0

I am a Java Developer writing (Stand-Alone) Applications for Apache Spark. To create Artifacts I use Gradle along with the ShadowJar Plugin.

A few team mates want to use Python. Currently, they use JetBrains PyCharm to write these Python Scripts and remotely execute them on the Spark Cluster Environment. However, this process does not scale well (What to do if there is more than one file involved?) and I am looking for a solution in the Python Ecosystem. A problem is that neither I nor one of my Team members is a Python Expert (in fact the other team mates are no developers, but have to write code. Management decisions...), so we do not have any clue what is the best practice for Python development.

I tried PyGradle, but it did not feel smoothly integratable, especially with Apache Spark. I tripped over names like Pip, Pex, Setuptools, VirtualEnv. What are those tools?
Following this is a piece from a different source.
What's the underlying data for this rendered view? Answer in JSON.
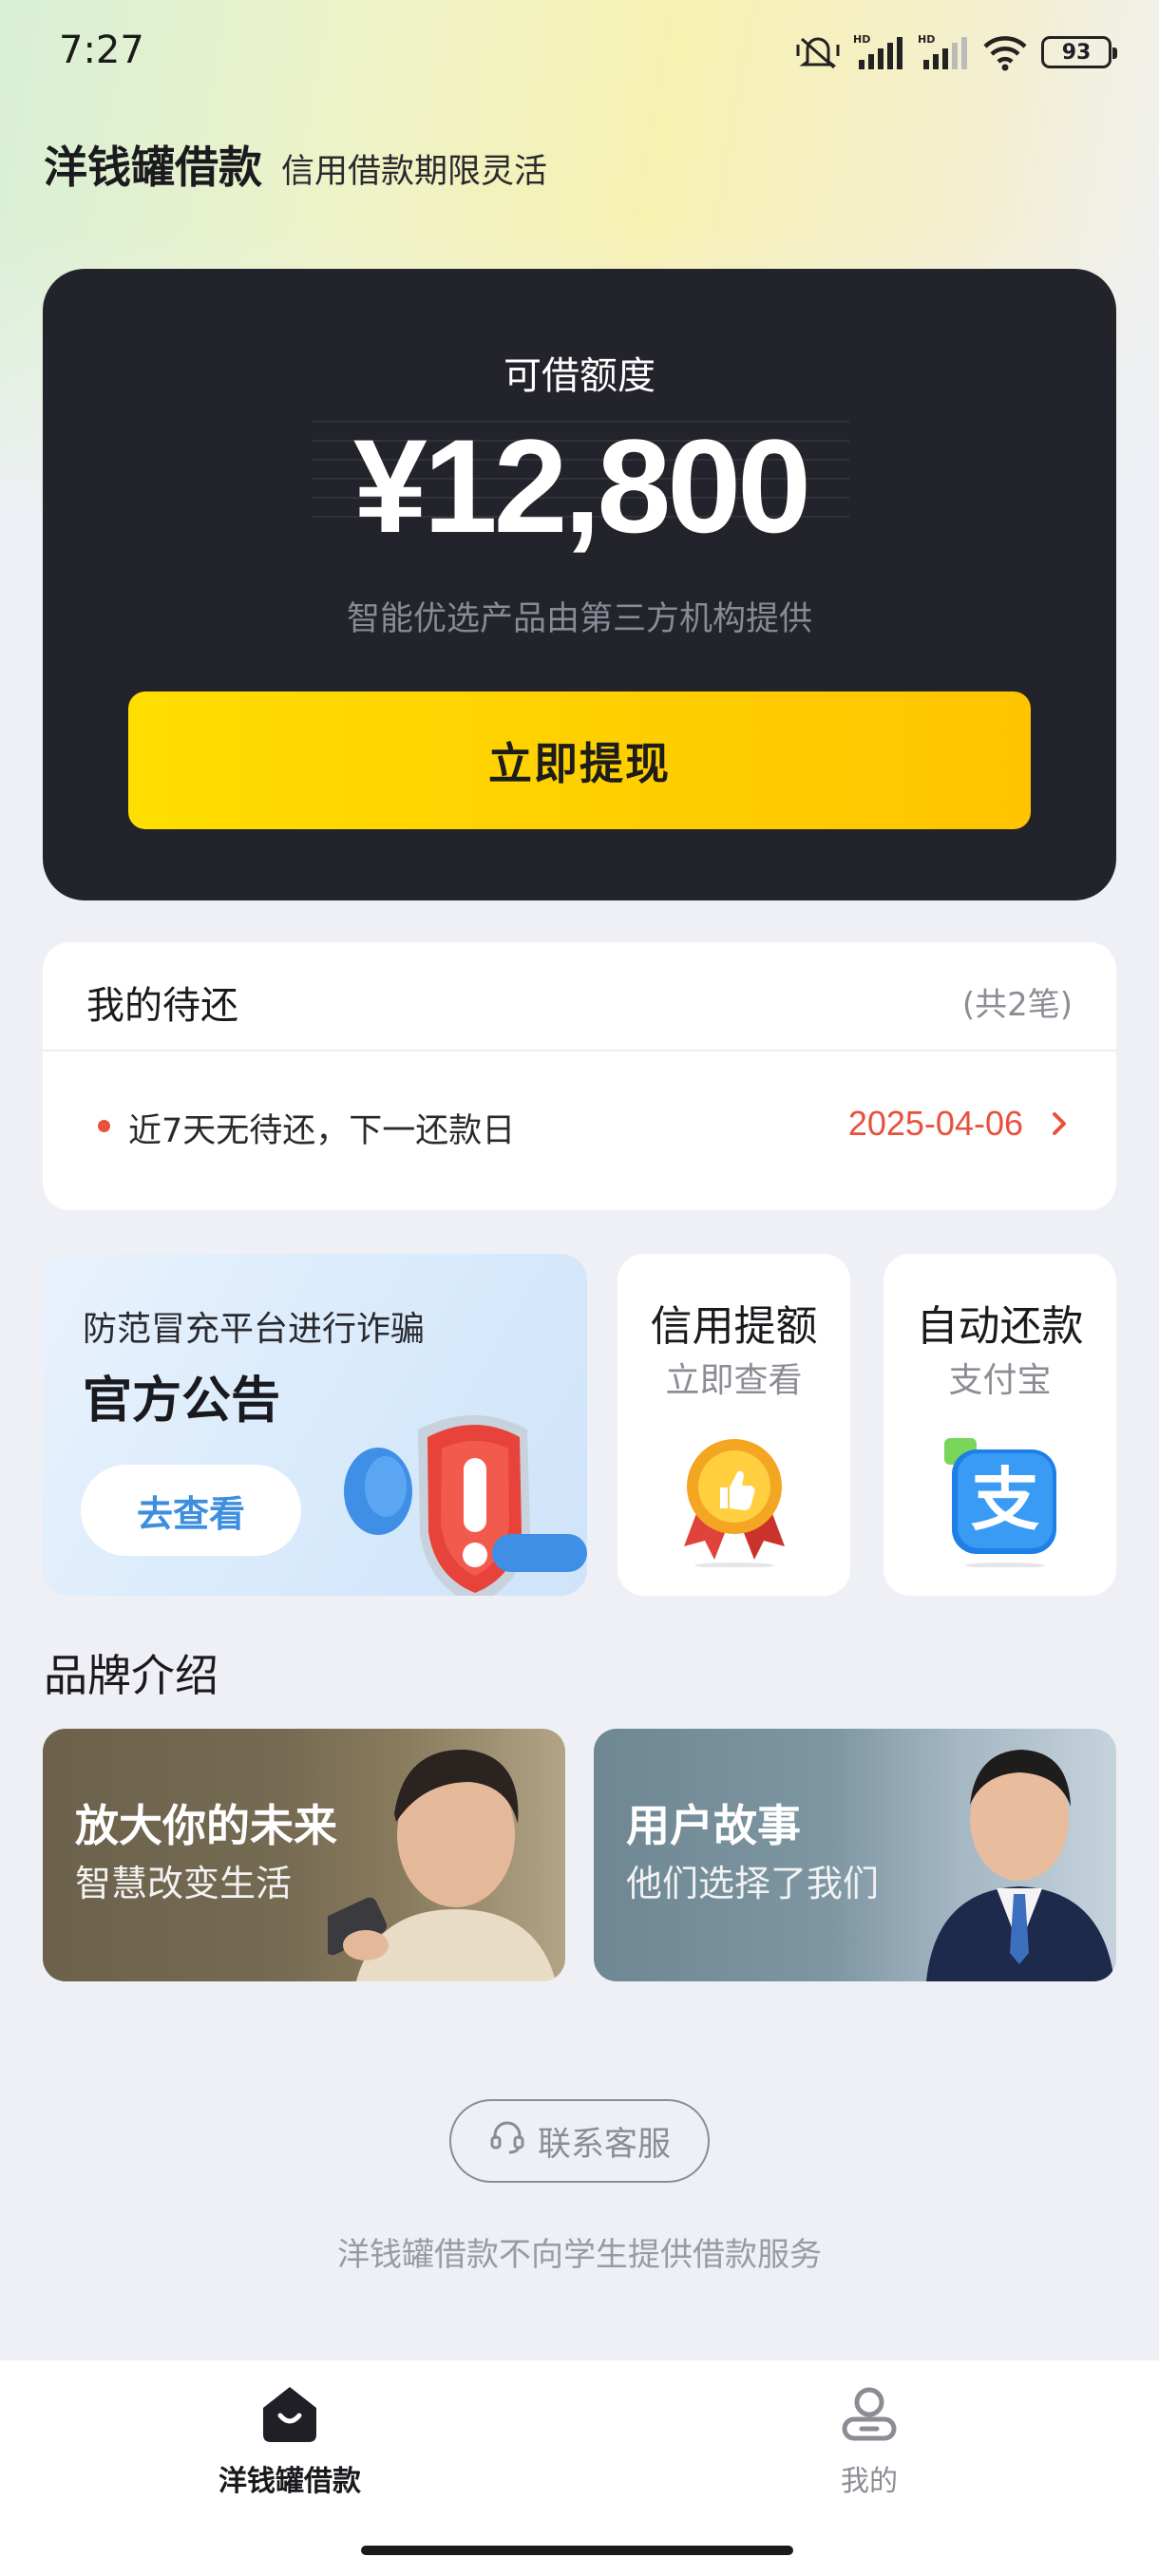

How do they interfere with each other?

To prevent the X-Y Problem: I want a Codebase which can be build, (unit-)tested and packaged with one command (like gradle build). The resulting artifact should be able to be deployed and executed on a Spark Cluster.

Skym0sh0
  • 305
  • 3
  • 6

1 Answers1

1

i am also new to this world and want to setup process in the AI startup. i think http://pybuilder.github.io/ is at least good startpoint for automation as i am trying to setup this among us.